Everybody loves the sound of a thread derailing in the distance...
everybody knows its true.

On Fri, Jul 12, 2013 at 5:18 PM, Karl Fogel
<[email protected]> wrote:
> Chris Sakkas <[email protected]> writes:

> Trademarks are always rivalrous, no matter what party is using them nor
> whether it's for mere "nominative use" or something else.  The point of
> a trademark is in its association with the thing it refers to.  So when
> someone starts using it to refer to something else, its value decreases.

It's not so simple :)  Few things are purely rivalrous or non-rivalrous.

Marks are compact identifier art, and convey association and
connotation to readers.
Other creative works are usually longer-form art, and convey ideas,
experiences, associations, and connotations to readers.  The two
occupy different areas of creative-work-space, but their differences
can be described without reducing them to dichotomies.

A malicious actor can decrease the value of either one.
Other factors, including where they fall on the
uniqueness-universality spectrum, can also modify their value.

> I could put a halaal certification group's logo on pork.  Now I've diluted 
> the value of that
> mark, because I've diluted its *meaning*.

Yes.  I can also take "Das Lied der Deutschen" and a famous Haydn
musical poem, and turn them into "Deutschlandlied", making it a German
national anthem.  Now I have forever changed the *meaning* of those
two works of art -- each with its own very different origin -- for all
modern experiences.  Then I can further go on to use that anthem
widely in the context of a world war, and all of the pomp and ceremony
of a military government, and again - through copying, broadcasting,
and reassociation - change its meaning for any future listeners.

> Thus trademarks are only useful to the extent that they are rivalrous.

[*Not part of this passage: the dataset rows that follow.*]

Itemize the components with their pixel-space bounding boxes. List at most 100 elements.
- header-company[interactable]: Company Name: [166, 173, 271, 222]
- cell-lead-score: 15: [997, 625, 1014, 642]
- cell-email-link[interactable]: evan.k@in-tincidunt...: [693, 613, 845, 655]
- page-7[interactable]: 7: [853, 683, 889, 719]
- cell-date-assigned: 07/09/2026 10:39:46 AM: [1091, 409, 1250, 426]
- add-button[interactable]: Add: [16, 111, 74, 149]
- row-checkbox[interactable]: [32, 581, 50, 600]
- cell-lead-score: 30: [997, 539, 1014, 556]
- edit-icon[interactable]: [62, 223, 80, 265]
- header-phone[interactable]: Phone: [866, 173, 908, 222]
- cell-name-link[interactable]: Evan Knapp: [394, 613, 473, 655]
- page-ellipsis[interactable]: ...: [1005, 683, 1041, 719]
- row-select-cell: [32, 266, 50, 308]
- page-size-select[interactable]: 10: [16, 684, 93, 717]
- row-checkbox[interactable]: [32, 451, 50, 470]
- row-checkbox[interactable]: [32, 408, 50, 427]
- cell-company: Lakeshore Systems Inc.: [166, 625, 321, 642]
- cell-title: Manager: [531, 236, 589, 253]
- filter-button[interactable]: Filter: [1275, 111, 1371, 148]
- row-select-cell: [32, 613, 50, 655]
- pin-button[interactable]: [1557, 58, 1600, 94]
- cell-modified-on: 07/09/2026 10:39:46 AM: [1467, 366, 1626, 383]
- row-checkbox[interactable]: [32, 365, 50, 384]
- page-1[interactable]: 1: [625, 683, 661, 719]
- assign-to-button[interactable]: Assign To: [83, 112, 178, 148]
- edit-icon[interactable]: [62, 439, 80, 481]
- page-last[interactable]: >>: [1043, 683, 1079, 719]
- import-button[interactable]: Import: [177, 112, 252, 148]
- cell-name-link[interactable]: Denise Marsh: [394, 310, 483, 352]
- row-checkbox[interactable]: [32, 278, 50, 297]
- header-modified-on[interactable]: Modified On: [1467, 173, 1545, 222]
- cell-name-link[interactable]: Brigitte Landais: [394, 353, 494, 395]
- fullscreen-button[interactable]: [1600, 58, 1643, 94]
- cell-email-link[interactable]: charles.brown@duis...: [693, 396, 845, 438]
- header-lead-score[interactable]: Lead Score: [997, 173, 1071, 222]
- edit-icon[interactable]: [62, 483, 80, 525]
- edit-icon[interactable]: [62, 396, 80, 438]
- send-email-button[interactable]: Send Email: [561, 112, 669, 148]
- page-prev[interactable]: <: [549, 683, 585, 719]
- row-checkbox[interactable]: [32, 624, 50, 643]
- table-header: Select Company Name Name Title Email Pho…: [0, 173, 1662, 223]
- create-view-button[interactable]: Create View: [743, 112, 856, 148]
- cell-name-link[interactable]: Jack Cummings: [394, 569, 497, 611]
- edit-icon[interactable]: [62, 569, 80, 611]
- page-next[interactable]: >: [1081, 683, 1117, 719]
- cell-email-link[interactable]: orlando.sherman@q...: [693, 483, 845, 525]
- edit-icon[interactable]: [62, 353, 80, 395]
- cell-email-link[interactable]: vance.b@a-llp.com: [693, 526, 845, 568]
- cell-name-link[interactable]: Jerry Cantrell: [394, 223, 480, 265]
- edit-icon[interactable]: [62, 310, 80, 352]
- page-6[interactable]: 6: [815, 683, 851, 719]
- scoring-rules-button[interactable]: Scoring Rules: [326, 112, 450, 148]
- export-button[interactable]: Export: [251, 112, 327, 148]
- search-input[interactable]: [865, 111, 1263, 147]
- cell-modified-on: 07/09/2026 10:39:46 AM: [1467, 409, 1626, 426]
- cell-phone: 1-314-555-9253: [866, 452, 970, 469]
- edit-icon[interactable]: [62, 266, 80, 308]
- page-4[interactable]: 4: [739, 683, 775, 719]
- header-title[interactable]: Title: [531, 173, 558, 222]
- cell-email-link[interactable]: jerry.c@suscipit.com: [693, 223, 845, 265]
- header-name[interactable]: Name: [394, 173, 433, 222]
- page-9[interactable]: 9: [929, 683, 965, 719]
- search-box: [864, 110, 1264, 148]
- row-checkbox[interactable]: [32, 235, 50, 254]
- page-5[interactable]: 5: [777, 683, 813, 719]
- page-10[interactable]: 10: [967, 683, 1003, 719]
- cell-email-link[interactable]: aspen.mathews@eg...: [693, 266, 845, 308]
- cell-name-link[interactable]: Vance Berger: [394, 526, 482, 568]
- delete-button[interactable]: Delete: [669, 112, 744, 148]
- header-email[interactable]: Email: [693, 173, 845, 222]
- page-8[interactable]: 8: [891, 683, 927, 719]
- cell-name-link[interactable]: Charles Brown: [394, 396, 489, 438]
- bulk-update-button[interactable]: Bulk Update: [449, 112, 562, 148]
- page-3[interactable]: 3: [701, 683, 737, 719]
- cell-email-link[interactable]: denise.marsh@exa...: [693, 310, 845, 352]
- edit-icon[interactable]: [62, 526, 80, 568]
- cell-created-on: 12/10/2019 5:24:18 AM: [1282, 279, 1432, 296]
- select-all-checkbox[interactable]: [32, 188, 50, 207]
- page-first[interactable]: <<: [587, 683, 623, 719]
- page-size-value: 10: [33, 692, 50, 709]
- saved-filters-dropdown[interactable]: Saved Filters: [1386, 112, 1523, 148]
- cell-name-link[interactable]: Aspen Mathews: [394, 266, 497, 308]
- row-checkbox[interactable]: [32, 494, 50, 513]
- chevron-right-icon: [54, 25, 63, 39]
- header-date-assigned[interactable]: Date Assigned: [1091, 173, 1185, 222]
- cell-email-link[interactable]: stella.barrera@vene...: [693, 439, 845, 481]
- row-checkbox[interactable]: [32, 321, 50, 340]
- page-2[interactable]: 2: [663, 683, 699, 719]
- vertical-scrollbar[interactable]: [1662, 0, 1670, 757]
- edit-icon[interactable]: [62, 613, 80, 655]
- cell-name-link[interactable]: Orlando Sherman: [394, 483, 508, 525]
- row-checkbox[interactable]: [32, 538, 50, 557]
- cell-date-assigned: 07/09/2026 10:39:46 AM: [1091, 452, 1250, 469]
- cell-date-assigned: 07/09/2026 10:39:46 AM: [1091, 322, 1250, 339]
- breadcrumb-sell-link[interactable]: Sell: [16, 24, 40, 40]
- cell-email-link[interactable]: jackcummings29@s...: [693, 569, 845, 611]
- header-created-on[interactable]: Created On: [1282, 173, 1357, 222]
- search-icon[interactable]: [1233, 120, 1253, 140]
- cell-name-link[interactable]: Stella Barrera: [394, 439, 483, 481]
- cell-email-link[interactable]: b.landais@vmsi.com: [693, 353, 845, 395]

Not so.  In many cases, the value and use of trademarks increase as
they are [re]used.  Both when they are used 'as intended' by the
creators of that art, to identify a narrowly defined subject -- and
when they are used as satire, or to describe similar (even competing!)
products.

The Xerox, Kleenex, and Coke brands are in some ways reduced, in
others changed, in still others burnished and enhanced by becoming
'generic' and universal, entering into the dictionary.  Those marks
are useful even when used in 'non-rivalrous' ways.   Google's colorful
and creative mark is enhanced by encouraging small and large
variations on that theme, both formally blessed as doodles and
otherwise.  And that's just in the boring world of corporate marks.

Human names are enhanced and spread throughout history by being
modified, copied, and remixed. Even the Smurfs managed only to earn
their mark and identity an eternal smurf in Smurf smurf through the
prolific smurfing of the various smurfs.